Azure Service Operator allows you to create Azure resources using kubectl
https://azure.github.io/azure-service-operator/
MIT License
732 stars 193 forks source link

Bug: RoleAssignment UUID clashes #3637

Closed Roman-Galeev closed 4 weeks ago

Roman-Galeev commented 9 months ago

Version of Azure Service Operator v2.4.0

Describe the bug We have development, staging and production subscriptions for deployments, and each of them has a managed kubernetes service (AKS), so the algorithm used to calculate "stable" AzureName UUID produces clashes. This is the function used currently:

        assignment.Spec.AzureName = randextensions.MakeUUIDName(
            ownerGK,
            assignment.Spec.Owner.Name,
            gk,
            assignment.Namespace,
            assignment.Name)

I believe that "uniqueness" of the UUID could be easily improved by including into the seed string subscription ID (which is known to ASO anyways). However, this will not cover the case when there are more than one cluster in the subcription, but handling that is a more complex story, e.g. ASO could generate an instance ID on install, and use it as a seed.

matthchr commented 9 months ago

but handling that is a more complex story, e.g. ASO could generate an instance ID on install, and use it as a seed.

We considered this but avoided it because one of the goals for the autogenerated UUID was that it be stable across instances of ASO to support migration stories where a resource was moved from one ASO cluster to another.
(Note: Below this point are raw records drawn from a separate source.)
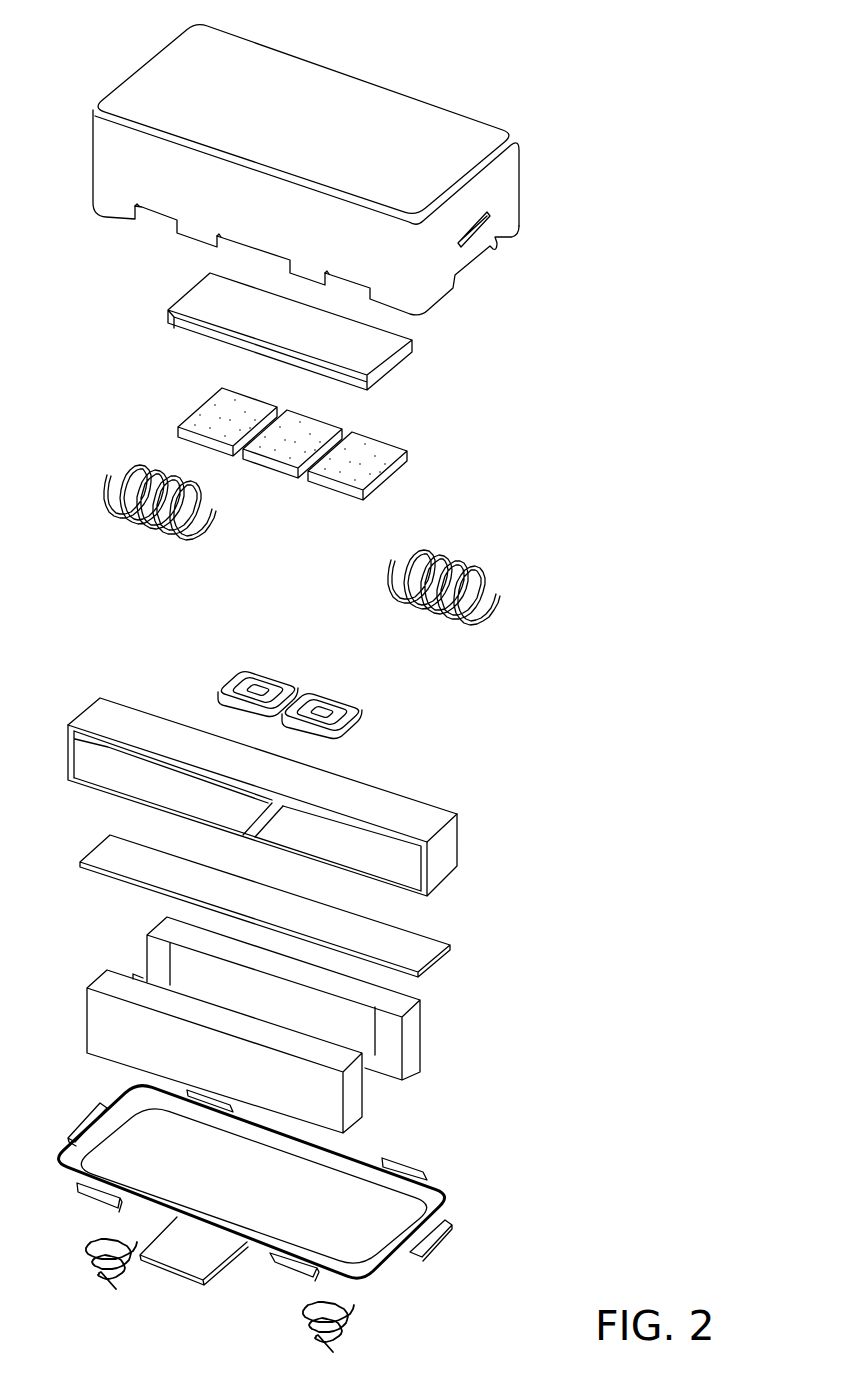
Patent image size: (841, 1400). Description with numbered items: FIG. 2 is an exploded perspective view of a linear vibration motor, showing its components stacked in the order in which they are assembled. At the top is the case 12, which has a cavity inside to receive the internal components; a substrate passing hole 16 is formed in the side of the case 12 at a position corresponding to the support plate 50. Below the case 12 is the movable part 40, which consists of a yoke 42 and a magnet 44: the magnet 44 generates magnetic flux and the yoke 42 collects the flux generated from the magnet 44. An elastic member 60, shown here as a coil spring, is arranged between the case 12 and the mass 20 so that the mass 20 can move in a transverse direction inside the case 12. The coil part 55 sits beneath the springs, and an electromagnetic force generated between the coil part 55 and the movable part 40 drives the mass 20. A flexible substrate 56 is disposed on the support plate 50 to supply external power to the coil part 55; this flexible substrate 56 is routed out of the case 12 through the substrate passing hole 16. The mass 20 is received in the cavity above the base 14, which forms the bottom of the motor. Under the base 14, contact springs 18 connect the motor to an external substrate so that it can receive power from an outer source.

The case 12 is at (322, 95).
The substrate passing hole 16 is at (490, 215).
The movable part 40 is at (451, 387).
The yoke 42 is at (400, 362).
The magnet 44 is at (405, 453).
The elastic member 60 is at (487, 607).
The coil part 55 is at (355, 707).
The flexible substrate 56 is at (445, 842).
The support plate 50 is at (410, 948).
The mass 20 is at (410, 1052).
The base 14 is at (450, 1193).
The contact spring 18 is at (353, 1312).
I assume you must be running multiple instances of ASO across multiple clusters (maybe 1 for prod, 1 for staging, 1 for dev?). The current workaround is documented here (in the code)
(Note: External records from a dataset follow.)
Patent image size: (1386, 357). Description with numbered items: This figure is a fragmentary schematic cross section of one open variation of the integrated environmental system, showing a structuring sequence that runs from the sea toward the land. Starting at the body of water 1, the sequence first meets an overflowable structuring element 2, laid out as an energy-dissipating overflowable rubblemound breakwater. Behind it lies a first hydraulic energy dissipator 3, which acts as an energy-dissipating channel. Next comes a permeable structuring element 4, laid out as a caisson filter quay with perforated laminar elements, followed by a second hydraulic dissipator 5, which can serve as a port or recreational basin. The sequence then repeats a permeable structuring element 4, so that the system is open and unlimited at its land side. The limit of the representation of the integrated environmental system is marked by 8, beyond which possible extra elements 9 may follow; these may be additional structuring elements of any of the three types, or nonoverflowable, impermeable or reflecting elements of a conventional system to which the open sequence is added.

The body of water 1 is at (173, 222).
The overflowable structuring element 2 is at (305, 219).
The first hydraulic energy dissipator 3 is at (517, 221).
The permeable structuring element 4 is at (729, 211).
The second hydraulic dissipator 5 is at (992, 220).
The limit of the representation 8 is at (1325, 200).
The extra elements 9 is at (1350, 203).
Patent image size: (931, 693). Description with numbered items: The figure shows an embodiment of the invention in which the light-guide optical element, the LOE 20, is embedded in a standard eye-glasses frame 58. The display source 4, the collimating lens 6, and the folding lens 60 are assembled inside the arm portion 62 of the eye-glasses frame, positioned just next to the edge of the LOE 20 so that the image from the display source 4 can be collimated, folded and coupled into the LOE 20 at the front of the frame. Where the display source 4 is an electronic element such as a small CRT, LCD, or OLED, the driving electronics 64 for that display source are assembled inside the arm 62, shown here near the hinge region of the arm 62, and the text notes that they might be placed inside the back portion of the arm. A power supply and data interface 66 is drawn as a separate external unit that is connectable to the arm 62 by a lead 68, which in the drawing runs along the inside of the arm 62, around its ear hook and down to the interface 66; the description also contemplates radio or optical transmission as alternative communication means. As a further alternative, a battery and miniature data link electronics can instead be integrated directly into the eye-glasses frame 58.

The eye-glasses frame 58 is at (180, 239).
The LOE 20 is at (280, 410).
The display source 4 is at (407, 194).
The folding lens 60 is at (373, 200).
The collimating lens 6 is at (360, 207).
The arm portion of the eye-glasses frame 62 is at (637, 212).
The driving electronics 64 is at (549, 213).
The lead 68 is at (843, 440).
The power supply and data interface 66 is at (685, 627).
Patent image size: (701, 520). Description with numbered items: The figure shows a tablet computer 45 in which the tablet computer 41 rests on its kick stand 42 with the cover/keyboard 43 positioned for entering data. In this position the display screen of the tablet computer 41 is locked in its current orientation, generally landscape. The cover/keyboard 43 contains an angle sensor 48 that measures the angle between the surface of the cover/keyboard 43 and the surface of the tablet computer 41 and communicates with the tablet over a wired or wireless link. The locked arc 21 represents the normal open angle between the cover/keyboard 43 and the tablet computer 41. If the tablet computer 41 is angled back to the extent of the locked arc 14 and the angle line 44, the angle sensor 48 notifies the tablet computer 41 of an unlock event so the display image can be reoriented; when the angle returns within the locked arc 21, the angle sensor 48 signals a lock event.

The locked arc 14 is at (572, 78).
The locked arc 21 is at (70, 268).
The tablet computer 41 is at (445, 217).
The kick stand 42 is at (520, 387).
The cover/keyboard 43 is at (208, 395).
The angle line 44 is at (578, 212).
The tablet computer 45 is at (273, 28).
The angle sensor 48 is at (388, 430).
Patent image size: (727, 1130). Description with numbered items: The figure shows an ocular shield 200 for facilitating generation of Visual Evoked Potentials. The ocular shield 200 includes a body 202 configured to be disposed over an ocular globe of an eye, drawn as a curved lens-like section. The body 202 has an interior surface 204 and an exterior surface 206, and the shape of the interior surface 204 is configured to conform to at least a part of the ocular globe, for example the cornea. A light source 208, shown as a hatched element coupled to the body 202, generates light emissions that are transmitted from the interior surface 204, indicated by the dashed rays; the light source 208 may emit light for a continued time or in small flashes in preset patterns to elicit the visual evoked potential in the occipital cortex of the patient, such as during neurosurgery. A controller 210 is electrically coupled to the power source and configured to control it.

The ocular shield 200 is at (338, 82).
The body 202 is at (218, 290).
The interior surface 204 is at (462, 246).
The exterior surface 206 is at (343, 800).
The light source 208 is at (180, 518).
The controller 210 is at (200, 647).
// In the rare case users have multiple ASO instances with resources in the same namespace in each cluster
// having the same name but not actually pointing to the same Azure resource (maybe in a different subscription?)
// they can avoid name conflicts by explicitly specifying AzureName for their RoleAssignment.

Maybe this case is not as rare as we anticipated.

I'm open to moving to include subscription in this too, although we'd need to think about how to do so in a way which is backwards compatible as we won't want to orphan existing RoleAssignments.

matthchr commented 9 months ago

I'm open to moving to include subscription in this too, although we'd need to think about how to do so in a way which is backwards compatible as we won't want to orphan existing RoleAssignments.

Actually we wouldn't break existing RoleAssignments because defaulting only applies when they create a new one, it would break the case where they move RoleAssignments between two instances of ASO w/ the same name. Possibly we could document our way around that.

A (likely bigger) problem is that, at the point the webhook runs we don't actually know the subscription and it's actually possible that the subscription configuration doesn't exist yet, so it might be difficult for the webhook to take it into account.

Have you considered just using something like kustomize to make your dev/test/prod env roleassignments have slightly different names?

-dev, -test and -prod suffix on the RoleAssignment would solve the problem without you needing to fully manage the UUID yourselves.

Roman-Galeev commented 9 months ago

I assume you must be running multiple instances of ASO across multiple clusters (maybe 1 for prod, 1 for staging, 1 for dev?).

Yeah, each cluster has its own instance of ASO. Currently we generate UUIDs, but this is not really convenient, and UUID clashes are totally not nice, because it works, say, in dev, and then all of a sudden breaks in the next cluster.

-dev, -test and -prod suffix on the RoleAssignment would solve the problem without you needing to fully manage the UUID yourselves.

The idea is that deployment of ASO resources should be the same across environments, so we can promote changes between them in gitops way by making merge requests, so adding environment-specific suffixes to names breaks the assumption. It's possible to override the UUID or resource name on deployment, but IMO this is what operator should do, and it does, kind of.

we don't actually know the subscription

I think we do, as it's a configuration parameter of ASO itself. Actually, azureClientID used by ASO is the unique instance ID, so if we could use it as UUID5 namespace, then all UUIDs would be unique up to the instance.

Roman-Galeev commented 9 months ago

I would rather prefer dealing with errors like "assignment exists already" in case of reinstalling ASO with the new azureClientID and redeploying everything, than with RoleAssignmentUpdateNotPermitted, as the latter breaks the deployment, and the former is kind of expected.

Roman-Galeev commented 9 months ago

...and another idea is including principalID into role UUID seed, instead of owner.

related: https://github.com/Azure/azure-service-operator/issues/3318

theunrepentantgeek commented 9 months ago

There's an interesting conflict here between the two scenarios. In one case, generating a stable UUID for the role identity is crucial to allowing resources to be handed off between ASO instances; in the other, having a different UUID for each installation is needed to keep dev/test/prod environments separate.

I suspect there's no one-size-fits-all solution here; maybe we need to add some configuration to RoleAssignment to control how the stable UUIDs are generated. I'll drop this issue into our next milestone and tag as high-priority so we don't lose sight of it.